Great Crested Flycatcher visited the platform feeder shortly after I put out some homemade suet dough with blueberries yesterday around noon, in rain.
A large, assertive flycatcher with rich reddish-brown accents and a lemon-yellow belly, the Great Crested Flycatcher is a common bird of Eastern woodlands. Its habit of hunting high in the canopy means it’s not particularly conspicuous—until you learn its very distinctive call, an emphatic rising whistle. These flycatchers swoop after flying insects and may crash into foliage in pursuit of leaf-crawling prey.
Great Crested Flycatchers are large flycatchers with fairly long and lean proportions. Like many flycatchers they have a powerful build with broad shoulders and a large head. Despite its name, this bird’s crest is not especially prominent. The bill is fairly wide at the base and straight; the tail is fairly long.
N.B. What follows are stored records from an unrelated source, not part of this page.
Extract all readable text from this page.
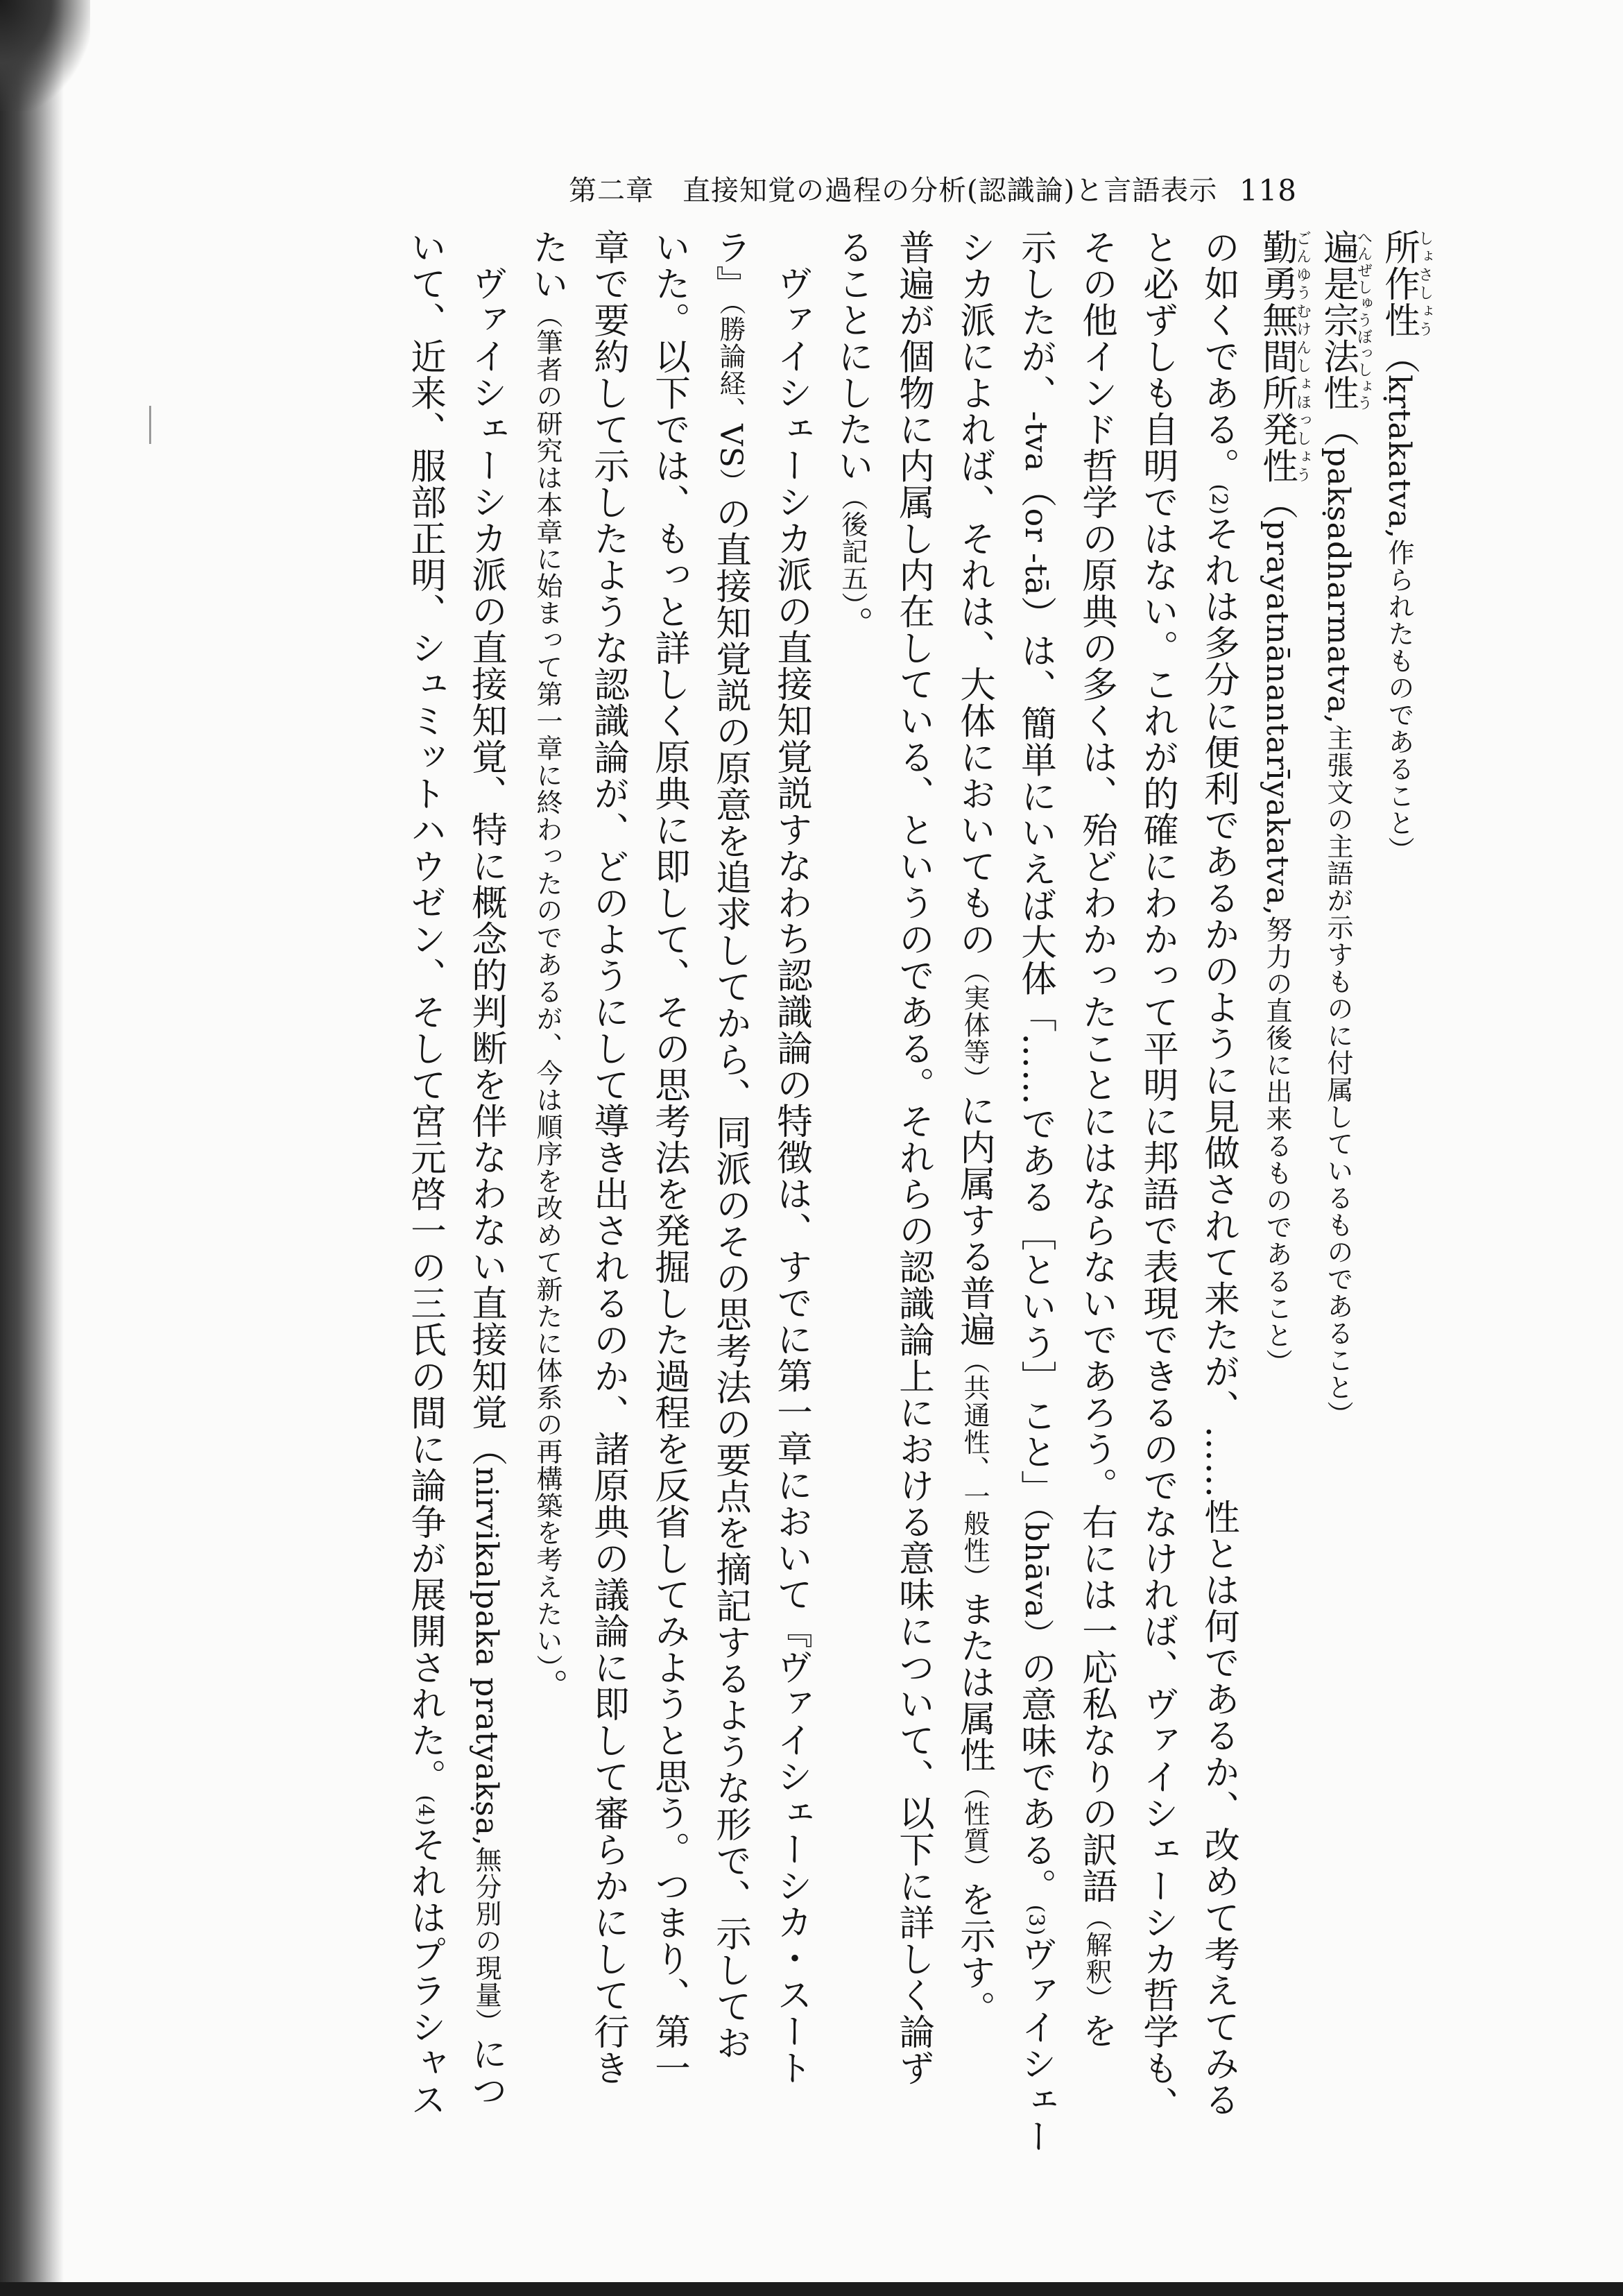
第二章　直接知覚の過程の分析(認識論)と言語表示 118
所作性しょさしょう（kṛtakatva,作られたものであること）
遍是宗法性へんぜしゅうぼっしょう（pakṣadharmatva,主張文の主語が示すものに付属しているものであること）
勤勇無間所発性ごんゆうむけんしょほっしょう（prayatnānantarīyakatva,努力の直後に出来るものであること）
の如くである。(2)それは多分に便利であるかのように見做されて来たが、……性とは何であるか、改めて考えてみる
と必ずしも自明ではない。これが的確にわかって平明に邦語で表現できるのでなければ、ヴァイシェーシカ哲学も、
その他インド哲学の原典の多くは、殆どわかったことにはならないであろう。右には一応私なりの訳語（解釈）を
示したが、-tva（or -tā）は、簡単にいえば大体「……である［という］こと」（bhāva）の意味である。(3)ヴァイシェー
シカ派によれば、それは、大体においてもの（実体等）に内属する普遍（共通性、一般性）または属性（性質）を示す。
普遍が個物に内属し内在している、というのである。それらの認識論上における意味について、以下に詳しく論ず
ることにしたい（後記五）。
ヴァイシェーシカ派の直接知覚説すなわち認識論の特徴は、すでに第一章において『ヴァイシェーシカ・スート
ラ』（勝論経、VS）の直接知覚説の原意を追求してから、同派のその思考法の要点を摘記するような形で、示してお
いた。以下では、もっと詳しく原典に即して、その思考法を発掘した過程を反省してみようと思う。つまり、第一
章で要約して示したような認識論が、どのようにして導き出されるのか、諸原典の議論に即して審らかにして行き
たい（筆者の研究は本章に始まって第一章に終わったのであるが、今は順序を改めて新たに体系の再構築を考えたい）。
ヴァイシェーシカ派の直接知覚、特に概念的判断を伴なわない直接知覚（nirvikalpaka pratyakṣa,無分別の現量）につ
いて、近来、服部正明、シュミットハウゼン、そして宮元啓一の三氏の間に論争が展開された。(4)それはプラシャス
This is the first time I have ever seen one of these flycatchers in my backyard… or anywhere. It posed in a few locations visible through the kitchen window.
Great Crested Flycatchers are sit-and-wait predators, sallying from high perches (usually near the tops of trees) after large insects, returning to the same or a nearby perch.
They winter in central and southern Florida, southern Mexico, Central America, and northwestern South America. And summer in the lovely New Hampshire Seacoast, among other places.
Great Crested Flycatchers prefer breeding territories in open broadleaf or mixed woodlands and at the edges of clearings rather than in dense forests. They avoid the northern coniferous (boreal) forests of Canada. Among woodlands, they favor edge habitats in second-growth forests, wooded hedgerows, isolated woody patches, and selectively cut forests over continuous, closed-canopy forests. Dead snags and dying trees are important sources of the cavities they need for nesting. They tolerate human presence and will search out cavities in old orchards and in woody urban areas like parks, cemeteries, and golf courses.
Great Crested Flycatchers eat mainly insects and other invertebrates, as well as small berries and other fruits. They eat butterflies and moths, beetles, grasshoppers and crickets, bugs, bees and wasps, flies, other insects, and spiders. These they’ll take from the air, the surfaces of leaves and branches, off the ground, from haystacks, from bark crevices, or from crannies in such human-made structures as fence posts and rails. Plant food includes small whole berries, the pits of which are regurgitated after the berries are eaten whole.
It’s a pretty bird, with a lemon-yellow belly.
I hope I see it again.
This is the 40th backyard bird I have seen, photographed and blogged about since I started this bird blog in May 2014.